Doch mit jedem Skeptiker, den sie eines Besseren belehrten, tauchten zehn neue auf. Und gegen die Washington Bullets mit Elvin Hayes und Wes Unseld – zwei künftige Hall of Famer – gab es nicht mal bei den eingefleischtesten Fans eine Spur Optimismus. Ein Sweep und das Ende des Traums schienen vorprogrammiert.
Washingtons 60–22 aus der regulären Saison überragte klar das solide 48–34 der Warriors. In der ersten Runde überstanden sie eine zähe Serie gegen die Buffalo Braves, um dann im Conference-Finale den amtierenden Champion Boston Celtics zu schlagen – Don Nelson, Dave Cowens, John Havlicek und Jo Jo White inklusive.
Die Fans in der Hauptstadt rieben sich die Hände, sicher, dass nur das mickrige Warriors-Profil zwischen ihnen und dem Ring stand.
Daheim ausgebremst
Wir haben nicht übertrieben, als wir sagten, niemand habe Oakland wirklich so weit kommen sehen. Die Ungläubigkeit war riesig – sogar in der eigenen Nachbarschaft. Gleich wirst du sehen, dass das keine Übertreibung ist.
Als die NBA Finals begannen, war die Oakland Arena schon für ein anderes Event gebucht, und niemand dachte daran, das abzusagen. Der Finaleinzug war zwar ein gewaltiger Erfolg, aber offenbar nicht genug, um die Eis-Show „Ice Follies“ zu verlegen. Die Warriors hatten also die Chance auf ihr unmögliches Meisterstück, jedoch keine eigene Bühne.
Sie brauchten Plan B, und der war ihre alte Bekannte: die Cow Palace – bis vier Jahre zuvor noch die Heimstätte der Franchise. Doch ein weiteres Hindernis wartete: Memorial Day.
Ein Format, das es so nie wieder gab
Um diesen Tag zu ehren, hatte die Stadt fürs Memorial Day Weekend (24.–26. Mai) eine Reihe von Events im Cow Palace angesetzt … genau zum Zeitpunkt von Game 4, das eigentlich in Oakland stattfinden sollte.
Angesichts dieser Komplikationen schlug die Liga einen spontanen Kompromiss vor. Eine bisher noch nie verwendete Reihenfolge: Die Washington Bullets, die den Heimvorteil besaßen, konnten die Finals zwar auswärts beginnen, dafür aber drei Spiele nacheinander im eigenen Stadion austragen.
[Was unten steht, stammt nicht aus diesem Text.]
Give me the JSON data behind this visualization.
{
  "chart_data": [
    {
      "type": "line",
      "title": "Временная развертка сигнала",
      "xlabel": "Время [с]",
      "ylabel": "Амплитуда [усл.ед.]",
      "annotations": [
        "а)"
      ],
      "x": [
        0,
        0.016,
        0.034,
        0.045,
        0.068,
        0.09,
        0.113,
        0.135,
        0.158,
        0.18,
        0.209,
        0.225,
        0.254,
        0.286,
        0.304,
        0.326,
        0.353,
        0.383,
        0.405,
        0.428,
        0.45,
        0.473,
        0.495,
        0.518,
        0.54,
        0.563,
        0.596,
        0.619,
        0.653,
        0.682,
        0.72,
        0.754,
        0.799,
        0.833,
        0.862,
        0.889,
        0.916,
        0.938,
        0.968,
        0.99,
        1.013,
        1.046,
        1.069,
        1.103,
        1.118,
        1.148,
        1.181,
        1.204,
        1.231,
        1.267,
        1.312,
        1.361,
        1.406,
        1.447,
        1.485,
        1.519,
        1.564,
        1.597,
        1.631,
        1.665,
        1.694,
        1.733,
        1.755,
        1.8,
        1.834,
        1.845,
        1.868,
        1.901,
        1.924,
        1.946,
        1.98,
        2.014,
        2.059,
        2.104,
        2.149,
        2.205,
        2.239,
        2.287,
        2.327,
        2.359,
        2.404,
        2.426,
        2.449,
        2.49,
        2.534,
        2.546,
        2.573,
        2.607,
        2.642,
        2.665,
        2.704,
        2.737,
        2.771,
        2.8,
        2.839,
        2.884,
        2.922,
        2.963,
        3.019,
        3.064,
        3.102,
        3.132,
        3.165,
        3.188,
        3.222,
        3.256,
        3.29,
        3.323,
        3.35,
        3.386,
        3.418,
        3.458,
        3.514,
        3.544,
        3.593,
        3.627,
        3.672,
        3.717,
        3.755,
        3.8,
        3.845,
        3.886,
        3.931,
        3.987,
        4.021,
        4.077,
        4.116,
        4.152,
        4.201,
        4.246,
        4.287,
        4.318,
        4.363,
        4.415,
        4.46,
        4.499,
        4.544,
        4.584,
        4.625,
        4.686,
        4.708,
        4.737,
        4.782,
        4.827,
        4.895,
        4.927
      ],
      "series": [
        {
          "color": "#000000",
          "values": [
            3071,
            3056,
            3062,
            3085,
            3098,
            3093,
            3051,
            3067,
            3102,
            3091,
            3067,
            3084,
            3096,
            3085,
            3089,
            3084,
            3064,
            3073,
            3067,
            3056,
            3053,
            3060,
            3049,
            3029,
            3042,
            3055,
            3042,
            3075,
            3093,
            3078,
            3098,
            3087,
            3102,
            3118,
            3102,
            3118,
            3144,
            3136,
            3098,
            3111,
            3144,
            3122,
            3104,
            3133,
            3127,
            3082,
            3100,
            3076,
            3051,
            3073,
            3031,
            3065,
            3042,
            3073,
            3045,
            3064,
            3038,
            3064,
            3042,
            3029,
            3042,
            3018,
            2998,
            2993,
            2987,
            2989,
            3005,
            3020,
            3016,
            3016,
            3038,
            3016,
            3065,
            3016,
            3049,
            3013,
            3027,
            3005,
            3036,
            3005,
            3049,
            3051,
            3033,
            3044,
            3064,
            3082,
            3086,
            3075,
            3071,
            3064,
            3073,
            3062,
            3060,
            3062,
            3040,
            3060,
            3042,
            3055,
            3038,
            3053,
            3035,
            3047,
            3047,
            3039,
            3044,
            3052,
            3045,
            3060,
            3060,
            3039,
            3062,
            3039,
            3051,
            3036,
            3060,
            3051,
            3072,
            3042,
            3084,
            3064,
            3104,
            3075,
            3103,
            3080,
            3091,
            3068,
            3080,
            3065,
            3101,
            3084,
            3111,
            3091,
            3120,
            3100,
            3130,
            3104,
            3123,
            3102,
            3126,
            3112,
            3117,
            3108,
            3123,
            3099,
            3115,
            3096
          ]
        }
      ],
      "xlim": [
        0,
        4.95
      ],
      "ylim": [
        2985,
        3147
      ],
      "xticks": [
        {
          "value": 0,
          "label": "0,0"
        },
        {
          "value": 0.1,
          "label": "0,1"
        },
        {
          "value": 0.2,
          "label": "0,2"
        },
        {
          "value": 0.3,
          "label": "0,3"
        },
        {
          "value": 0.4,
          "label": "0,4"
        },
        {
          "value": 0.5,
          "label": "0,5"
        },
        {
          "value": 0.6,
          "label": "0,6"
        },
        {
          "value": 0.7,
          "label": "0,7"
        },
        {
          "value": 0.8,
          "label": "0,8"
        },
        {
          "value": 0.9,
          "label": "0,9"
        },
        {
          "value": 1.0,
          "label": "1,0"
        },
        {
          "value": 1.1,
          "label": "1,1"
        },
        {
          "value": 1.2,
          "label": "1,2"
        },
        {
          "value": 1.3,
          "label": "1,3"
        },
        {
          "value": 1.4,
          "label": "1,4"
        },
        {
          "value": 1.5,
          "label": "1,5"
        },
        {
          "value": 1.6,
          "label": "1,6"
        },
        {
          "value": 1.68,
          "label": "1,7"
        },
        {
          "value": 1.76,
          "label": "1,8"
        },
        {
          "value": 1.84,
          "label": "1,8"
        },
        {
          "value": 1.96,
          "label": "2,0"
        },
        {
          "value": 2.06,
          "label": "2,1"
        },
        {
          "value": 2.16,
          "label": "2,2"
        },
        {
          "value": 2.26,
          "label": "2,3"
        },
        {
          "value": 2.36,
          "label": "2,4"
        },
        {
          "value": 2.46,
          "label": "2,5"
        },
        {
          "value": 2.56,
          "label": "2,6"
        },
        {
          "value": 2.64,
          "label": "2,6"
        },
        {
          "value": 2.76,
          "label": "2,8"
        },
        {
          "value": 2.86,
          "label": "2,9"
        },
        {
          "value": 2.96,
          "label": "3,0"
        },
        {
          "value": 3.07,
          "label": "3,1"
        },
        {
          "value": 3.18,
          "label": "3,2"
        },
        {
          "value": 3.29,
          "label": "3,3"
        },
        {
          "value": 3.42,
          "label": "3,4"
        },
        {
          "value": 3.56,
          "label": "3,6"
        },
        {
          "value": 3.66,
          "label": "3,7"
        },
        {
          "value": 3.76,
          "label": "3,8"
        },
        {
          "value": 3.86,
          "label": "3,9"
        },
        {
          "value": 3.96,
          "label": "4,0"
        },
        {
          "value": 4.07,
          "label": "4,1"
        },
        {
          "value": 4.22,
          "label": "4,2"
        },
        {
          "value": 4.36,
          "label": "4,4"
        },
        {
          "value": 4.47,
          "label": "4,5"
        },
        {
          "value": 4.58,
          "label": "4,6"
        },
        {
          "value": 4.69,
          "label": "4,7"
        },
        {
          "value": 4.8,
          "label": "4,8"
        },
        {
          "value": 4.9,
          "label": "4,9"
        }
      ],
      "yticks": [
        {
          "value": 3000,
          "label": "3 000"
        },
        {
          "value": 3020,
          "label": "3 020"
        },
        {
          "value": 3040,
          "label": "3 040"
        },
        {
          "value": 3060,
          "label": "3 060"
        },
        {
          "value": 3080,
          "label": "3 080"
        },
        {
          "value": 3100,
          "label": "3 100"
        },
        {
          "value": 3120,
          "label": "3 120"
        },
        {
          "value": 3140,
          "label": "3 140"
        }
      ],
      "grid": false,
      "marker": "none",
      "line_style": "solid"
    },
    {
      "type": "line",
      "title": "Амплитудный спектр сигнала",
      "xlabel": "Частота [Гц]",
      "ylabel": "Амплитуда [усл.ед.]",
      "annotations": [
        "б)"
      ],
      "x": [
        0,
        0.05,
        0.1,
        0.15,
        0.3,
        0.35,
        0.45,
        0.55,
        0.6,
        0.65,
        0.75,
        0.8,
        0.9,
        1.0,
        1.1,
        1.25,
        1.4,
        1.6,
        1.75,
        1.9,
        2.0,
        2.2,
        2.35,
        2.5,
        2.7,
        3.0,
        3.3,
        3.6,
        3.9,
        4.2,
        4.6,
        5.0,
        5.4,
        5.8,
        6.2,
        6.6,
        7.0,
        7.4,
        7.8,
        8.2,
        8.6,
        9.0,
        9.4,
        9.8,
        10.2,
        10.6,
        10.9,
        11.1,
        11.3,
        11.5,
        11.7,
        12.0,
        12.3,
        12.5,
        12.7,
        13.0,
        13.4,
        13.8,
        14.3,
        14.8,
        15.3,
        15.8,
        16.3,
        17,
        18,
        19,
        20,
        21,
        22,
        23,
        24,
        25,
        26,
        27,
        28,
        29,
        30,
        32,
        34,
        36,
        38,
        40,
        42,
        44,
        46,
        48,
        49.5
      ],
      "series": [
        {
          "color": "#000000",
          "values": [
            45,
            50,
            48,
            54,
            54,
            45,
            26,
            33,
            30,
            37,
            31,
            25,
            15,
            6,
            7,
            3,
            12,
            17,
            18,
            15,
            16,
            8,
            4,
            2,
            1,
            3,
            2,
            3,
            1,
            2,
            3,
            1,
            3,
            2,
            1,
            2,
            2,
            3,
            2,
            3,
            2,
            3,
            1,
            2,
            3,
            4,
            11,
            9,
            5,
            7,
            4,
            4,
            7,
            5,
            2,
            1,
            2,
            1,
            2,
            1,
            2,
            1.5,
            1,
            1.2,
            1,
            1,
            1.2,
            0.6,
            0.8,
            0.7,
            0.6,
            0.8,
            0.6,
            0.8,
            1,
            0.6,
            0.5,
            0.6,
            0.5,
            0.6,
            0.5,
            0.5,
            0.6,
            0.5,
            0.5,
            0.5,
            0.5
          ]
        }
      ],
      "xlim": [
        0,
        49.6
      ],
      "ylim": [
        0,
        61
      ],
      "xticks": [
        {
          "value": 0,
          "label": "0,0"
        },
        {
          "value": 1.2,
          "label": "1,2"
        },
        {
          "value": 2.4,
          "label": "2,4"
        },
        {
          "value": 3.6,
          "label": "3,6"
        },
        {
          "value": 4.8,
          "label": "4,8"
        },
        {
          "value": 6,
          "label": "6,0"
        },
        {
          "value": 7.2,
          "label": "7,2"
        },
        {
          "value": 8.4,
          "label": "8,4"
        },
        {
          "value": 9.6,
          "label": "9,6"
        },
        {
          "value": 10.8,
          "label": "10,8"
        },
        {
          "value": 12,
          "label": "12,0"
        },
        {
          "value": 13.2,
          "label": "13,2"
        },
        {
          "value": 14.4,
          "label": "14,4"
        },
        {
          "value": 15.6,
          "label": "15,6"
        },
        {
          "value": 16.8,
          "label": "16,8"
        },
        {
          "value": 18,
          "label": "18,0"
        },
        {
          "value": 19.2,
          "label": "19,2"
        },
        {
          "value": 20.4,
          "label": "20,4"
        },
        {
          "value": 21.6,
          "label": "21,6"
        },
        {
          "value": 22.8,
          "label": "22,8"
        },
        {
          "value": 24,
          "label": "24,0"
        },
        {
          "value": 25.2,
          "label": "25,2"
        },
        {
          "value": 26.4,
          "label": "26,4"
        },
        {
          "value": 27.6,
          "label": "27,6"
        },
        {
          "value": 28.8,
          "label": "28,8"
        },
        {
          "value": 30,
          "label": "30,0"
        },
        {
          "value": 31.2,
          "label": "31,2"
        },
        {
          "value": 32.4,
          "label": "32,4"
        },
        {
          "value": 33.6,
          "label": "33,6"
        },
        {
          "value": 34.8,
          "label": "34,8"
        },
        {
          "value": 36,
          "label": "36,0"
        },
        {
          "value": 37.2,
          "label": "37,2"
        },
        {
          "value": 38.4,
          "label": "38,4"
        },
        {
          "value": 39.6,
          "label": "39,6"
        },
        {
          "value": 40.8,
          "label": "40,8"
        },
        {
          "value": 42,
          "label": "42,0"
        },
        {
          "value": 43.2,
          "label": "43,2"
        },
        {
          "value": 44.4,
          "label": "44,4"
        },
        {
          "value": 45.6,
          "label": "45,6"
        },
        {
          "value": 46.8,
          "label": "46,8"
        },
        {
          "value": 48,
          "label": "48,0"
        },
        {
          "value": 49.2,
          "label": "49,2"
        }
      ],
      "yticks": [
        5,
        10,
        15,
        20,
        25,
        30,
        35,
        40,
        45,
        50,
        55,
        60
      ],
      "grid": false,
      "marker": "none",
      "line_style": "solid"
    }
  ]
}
Die Bullets – vor allem Coach K. C. Jones – lehnten das ab. Aus einer Mischung aus Aberglaube und nackter Statistik wollte man lieber zu Hause starten, auch wenn dann die nächsten zwei Partien auswärts wären. So ergab sich das finale 1-2-2-1-1-Format.
„Drei Heimspiele am Stück klang gut, aber ich wollte nicht, dass sie das erste Spiel gewinnen“, sagte Jones später zu Sports Illustrated.
Der „erwartete“ Blowout
Tatsächlich kam es wie erwartet zu einem Blowout – nur traf es das falsche Team. Game 1 fand im Capital Centre in Washington statt, doch erneut kam es zur Sensation.
Niemand sah das zur Halbzeit kommen. Die Bullets führten mit 14 Punkten, alles schien im Griff. Dann nahm Attles ein paar ungewöhnliche Wechsel vor, und plötzlich standen lauter frische Kräfte auf dem Parkett.
Neben Rick Barry und dem frisch gekürten Rookie of the Year Jamaal Wilkes schickte der Coach drei Spieler aufs Feld, die den Großteil der Saison fast nur die Bank gedrückt hatten: Phil Smith, Charles Dudley und Derrek Dickey.
„Das ist doch ein Witz“, hörte man von der Bank der Bullets, als sie die merkwürdige Aufstellung sahen. Aber das Lächeln gefror schnell: Es folgte eine epische Aufholjagd und ein 101:95-Sieg für die Warriors.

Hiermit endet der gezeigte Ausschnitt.